Add into that the used sales. The policy was structured in such a way where selling new items such as games, accessories, and even systems, actively HURT the used game metrics by inflating the percentage of used stuff needed that week. If somebody came in and bought a shiny new PS4 and a few brand new games for their birthday, and didn't also plunk down about 8 pre-orders and buy a bunch of used shit, that's about $500 counting against not only that store, but that employee running the transaction. Customer has no reason to give a fuck. After all, they got what they came in for. The employee, however, is now sweating bullets.

All of this came to a head with a recent Kotaku article where this toxic environment (finally) came out in the open to documented public knowledge as opposed to being something people "know" but don't/can't talk about much like that "EA Spouse" letter cracked the window on that publisher's shady ways a number of years back.
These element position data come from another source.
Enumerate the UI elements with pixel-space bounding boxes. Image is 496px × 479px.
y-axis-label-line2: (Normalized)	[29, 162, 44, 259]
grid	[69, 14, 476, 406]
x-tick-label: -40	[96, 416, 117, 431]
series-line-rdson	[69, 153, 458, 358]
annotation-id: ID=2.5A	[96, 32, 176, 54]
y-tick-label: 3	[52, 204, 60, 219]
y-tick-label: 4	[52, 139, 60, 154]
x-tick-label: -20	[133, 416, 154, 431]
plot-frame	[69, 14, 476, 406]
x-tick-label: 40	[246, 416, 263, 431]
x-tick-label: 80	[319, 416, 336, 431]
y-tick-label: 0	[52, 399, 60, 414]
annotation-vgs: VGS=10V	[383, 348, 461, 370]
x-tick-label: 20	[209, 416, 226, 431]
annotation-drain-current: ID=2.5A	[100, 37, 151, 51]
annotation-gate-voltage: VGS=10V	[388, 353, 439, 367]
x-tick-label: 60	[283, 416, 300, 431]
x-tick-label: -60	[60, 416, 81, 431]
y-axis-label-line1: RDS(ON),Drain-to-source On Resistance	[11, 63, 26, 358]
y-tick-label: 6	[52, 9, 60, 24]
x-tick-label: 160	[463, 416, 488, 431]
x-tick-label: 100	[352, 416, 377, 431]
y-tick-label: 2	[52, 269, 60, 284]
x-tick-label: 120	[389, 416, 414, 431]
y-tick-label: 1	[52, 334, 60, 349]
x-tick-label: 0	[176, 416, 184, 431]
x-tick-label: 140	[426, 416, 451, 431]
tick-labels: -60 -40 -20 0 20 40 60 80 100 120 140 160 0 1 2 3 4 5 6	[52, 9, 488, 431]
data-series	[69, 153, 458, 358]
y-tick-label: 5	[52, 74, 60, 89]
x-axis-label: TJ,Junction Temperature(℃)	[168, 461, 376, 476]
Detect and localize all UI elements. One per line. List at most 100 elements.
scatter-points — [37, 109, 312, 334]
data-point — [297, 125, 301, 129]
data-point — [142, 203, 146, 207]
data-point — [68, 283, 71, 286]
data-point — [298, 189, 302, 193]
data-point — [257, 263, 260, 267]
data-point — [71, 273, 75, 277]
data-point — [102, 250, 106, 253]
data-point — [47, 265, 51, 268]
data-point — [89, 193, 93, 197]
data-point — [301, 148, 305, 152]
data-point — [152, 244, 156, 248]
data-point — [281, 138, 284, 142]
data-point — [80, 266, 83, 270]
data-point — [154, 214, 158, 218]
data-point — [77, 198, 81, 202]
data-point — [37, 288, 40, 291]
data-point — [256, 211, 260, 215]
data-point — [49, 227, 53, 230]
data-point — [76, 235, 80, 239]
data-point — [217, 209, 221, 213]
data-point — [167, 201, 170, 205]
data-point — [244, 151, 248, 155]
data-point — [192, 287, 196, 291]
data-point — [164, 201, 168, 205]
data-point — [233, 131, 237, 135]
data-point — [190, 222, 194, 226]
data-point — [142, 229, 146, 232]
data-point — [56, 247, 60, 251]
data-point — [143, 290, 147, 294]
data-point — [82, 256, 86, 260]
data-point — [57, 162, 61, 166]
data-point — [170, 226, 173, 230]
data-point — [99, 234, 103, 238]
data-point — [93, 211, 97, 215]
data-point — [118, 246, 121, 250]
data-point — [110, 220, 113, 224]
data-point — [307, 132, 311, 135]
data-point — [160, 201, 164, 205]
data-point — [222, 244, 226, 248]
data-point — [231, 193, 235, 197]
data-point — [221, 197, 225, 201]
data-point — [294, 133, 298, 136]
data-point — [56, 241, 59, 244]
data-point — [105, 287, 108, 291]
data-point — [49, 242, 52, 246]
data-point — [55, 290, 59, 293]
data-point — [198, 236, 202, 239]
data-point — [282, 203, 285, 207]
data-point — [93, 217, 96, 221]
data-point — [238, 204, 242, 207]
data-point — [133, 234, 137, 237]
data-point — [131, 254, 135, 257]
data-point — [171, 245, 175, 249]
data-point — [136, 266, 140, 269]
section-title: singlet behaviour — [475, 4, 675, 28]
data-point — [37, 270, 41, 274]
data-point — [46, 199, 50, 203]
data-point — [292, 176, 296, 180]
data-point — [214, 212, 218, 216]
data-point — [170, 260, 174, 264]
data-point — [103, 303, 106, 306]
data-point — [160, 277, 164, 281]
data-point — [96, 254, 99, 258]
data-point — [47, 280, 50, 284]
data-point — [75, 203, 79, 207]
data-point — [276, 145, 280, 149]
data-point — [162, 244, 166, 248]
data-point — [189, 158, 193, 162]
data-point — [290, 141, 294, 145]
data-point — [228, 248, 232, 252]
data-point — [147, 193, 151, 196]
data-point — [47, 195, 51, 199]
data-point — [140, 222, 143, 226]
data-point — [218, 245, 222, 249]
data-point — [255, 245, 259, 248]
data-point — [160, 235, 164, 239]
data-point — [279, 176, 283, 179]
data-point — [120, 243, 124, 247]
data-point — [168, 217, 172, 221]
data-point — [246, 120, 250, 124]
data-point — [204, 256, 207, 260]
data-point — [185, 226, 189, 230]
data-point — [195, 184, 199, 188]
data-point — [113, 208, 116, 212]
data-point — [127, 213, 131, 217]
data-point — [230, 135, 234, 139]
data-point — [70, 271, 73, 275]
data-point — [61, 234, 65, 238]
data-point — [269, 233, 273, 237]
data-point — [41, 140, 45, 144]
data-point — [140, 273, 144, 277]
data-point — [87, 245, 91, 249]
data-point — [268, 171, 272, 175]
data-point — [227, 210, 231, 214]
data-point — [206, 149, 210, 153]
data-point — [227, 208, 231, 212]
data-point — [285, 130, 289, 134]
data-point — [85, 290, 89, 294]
As such, GameStop finally dialed back on the stringency of the policy (not because it was bad, mind you, but because of the PR mess- it's still a corporation, and had this not come out, you can bet your ass they would have still been doing the same old shit) and have recently started factoring in new sales into part of the business metric in a way that screws over their frontline grunts a tad less than it used to.

***

I understand about the saturation. There are THREE GameStop locations near me: all of which are literally within the same two mile stretch... though some of that has to do with business consolidations over the years than just building redundant shops. The one at the mall was, once upon a time, a Software, ETC location, the next one down the street started life as a FuncoLand. The third was an actual, true GameStop location. They oddly hold their numbers, though, and don't cannibalize eachother's sales like you'd think they would, where other standalone locations nowhere near these three places that you'd think could thrive have come and gone. Even so, closing down a few places isn't exactly "The Fall of Rome" that people are portraying this as...

*but*

... if they keep going, and need to close more after next year, then would be the time to start looking at it as a potential disaster for the company.